10. Bal

66 8 17
                                    

Nad ranem obudziliśmy się przy wrzaskach. Za oknem jeszcze noc czerniała, a gwiazdy - jak ciche lampy - patrzyły na nas swoimi białymi oczami, błyszcząc z rzadka.

Zerwałam się z łóżka, tuż za Adamem. Nasze bose kroki odbijały się plaśnięciami o zimne posadzki, a chłód zimowej nocy orzeźwił nasze zaspane umysły. Gdy znaleźliśmy się u źródła zawodzenia, ujrzeliśmy scenę jak z epoki klasycyzmu.
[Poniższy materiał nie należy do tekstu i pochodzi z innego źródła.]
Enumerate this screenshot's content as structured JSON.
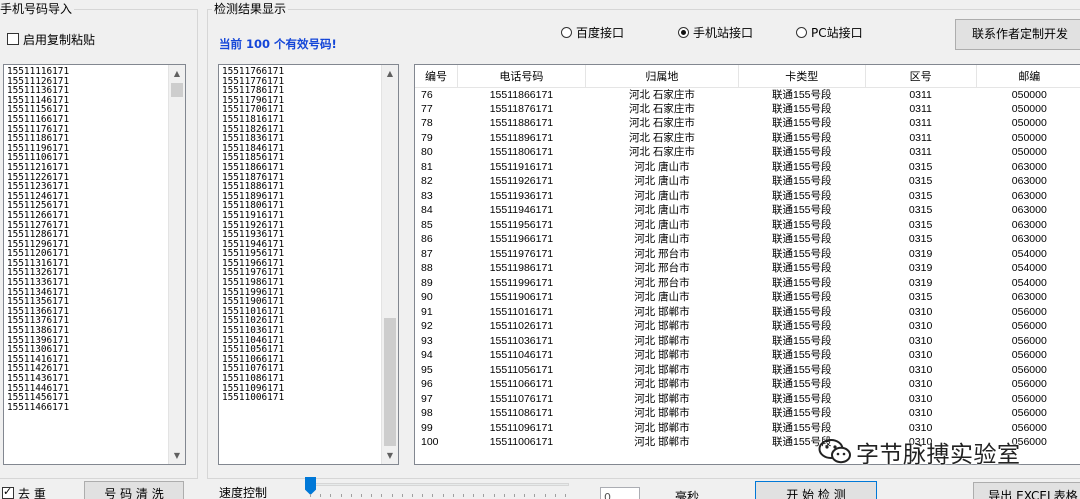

Pod błyszczącym milionami barw kryształowym żyrandolem, na fotelu obitym jasną skórą i ubrany w wyświechtaną marynarkę, siedział pan Węgry. Zakrywając oczy dłońmi i drżąc w emocjach, zawodził jak duch w kaplicy. Jego kolana ściśnięte do siebie, łokcie wsparte na udach. Wokół niego, stopniowo w naszym kierunku, stały czy klęczały miasta w nocnych koszulach, dysząc głęboko i płacząc w przerażeniu. Tylko kilka z nich zaciskało nerwowo dłonie i patrzyło wiernie na krzyż zawieszony nad fortepianem, jakby błagało Pana Najwyższego o pomoc w bolączce.
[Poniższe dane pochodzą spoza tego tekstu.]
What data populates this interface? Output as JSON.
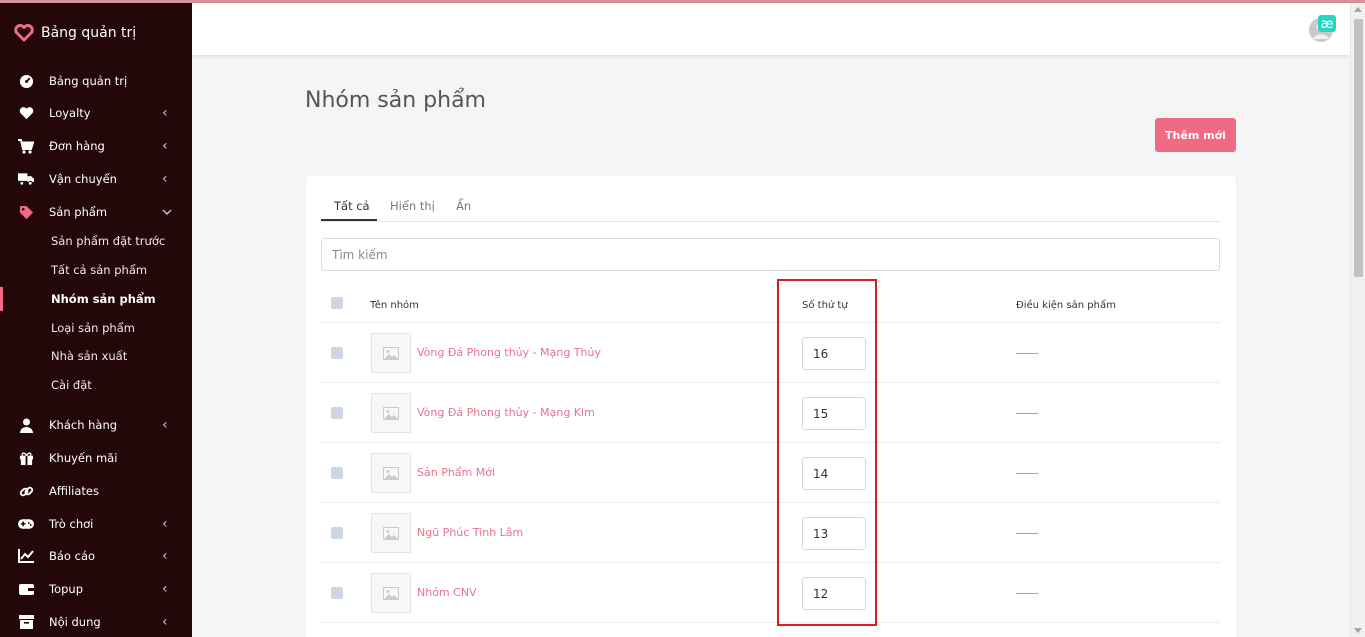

Nie spytałam co się stało. Uznałam to za niestosowne, aby pytać człowieka w żałobie o stratę. Zasięgnęłam myśli. Poczułam wiele przepływającej krwi, aż wreszcie stanęłam w rozerwanym jeziorze, które miejscami zmieniało się w strumień, czy rzekę, a wody o barwach najróżniejszych nieśmiały się ze sobą mieszać. Jednak każda woda krzyczała jedno:

"Ona nie żyje!"

Głosem tak zrozpaczonym, że w obserwatorach roniła łzy, nawet jeśli nie znała owej Onej. A więc i ja załkałam po cichu. Ciepłe łzy wpierw nabrzmiały moje powieki zaspane, potem ciepłą cieczą oblały poliki, aż wreszcie zimne opadły na posadzki, mieszając się ze łzami Węgrów. Chwyciłam Adama za ramię i nim ten się spostrzegł - płakałam w jego pierś, drżąc i zawodząc w bezsilności, a jednak chciałam to zatrzymać, chciałam nie płakać. Ściskałam to w sobie, lecz płuca bolały i zmuszały do głębokiego oddechu z wyciem.

- Pani Miszkolc nie żyje... - wyszeptałam mu w ucho.

- Jezus Maria... - usłyszałam przerażenie w odpowiedzi.

Wtedy pokój zapełnił się żalem. Po same wysokie sufity, zalał poroża jeleni, danieli, łosi. Zalał wszystkie naczynia w pałacu, zalał każde wiadro, łóżko, kołyskę. Nie było miejsca bez niego, a wszystko co szczęśliwe jakby odeszło na zawsze. Oderwałam się od Adama, choć ten trzymał mnie jeszcze za rękę. Wysunęłam się z jego palców i na chwiejnych nogach, sunąc w białym szlafroku, o włosach białych przysunęłam się do pana Királysa. Klęknęłam przed nim, jak przed nikim innym. Chwyciłam jego drżące i napięte przedramiona. Delikatnymi ruchami na boki jak Mojżesz Morze Czerwone rozsunęłam i ujrzałam zapłakane brązowe oczy, które teraz w wodzie i krwi skąpane patrzyły na mnie zrozpaczone.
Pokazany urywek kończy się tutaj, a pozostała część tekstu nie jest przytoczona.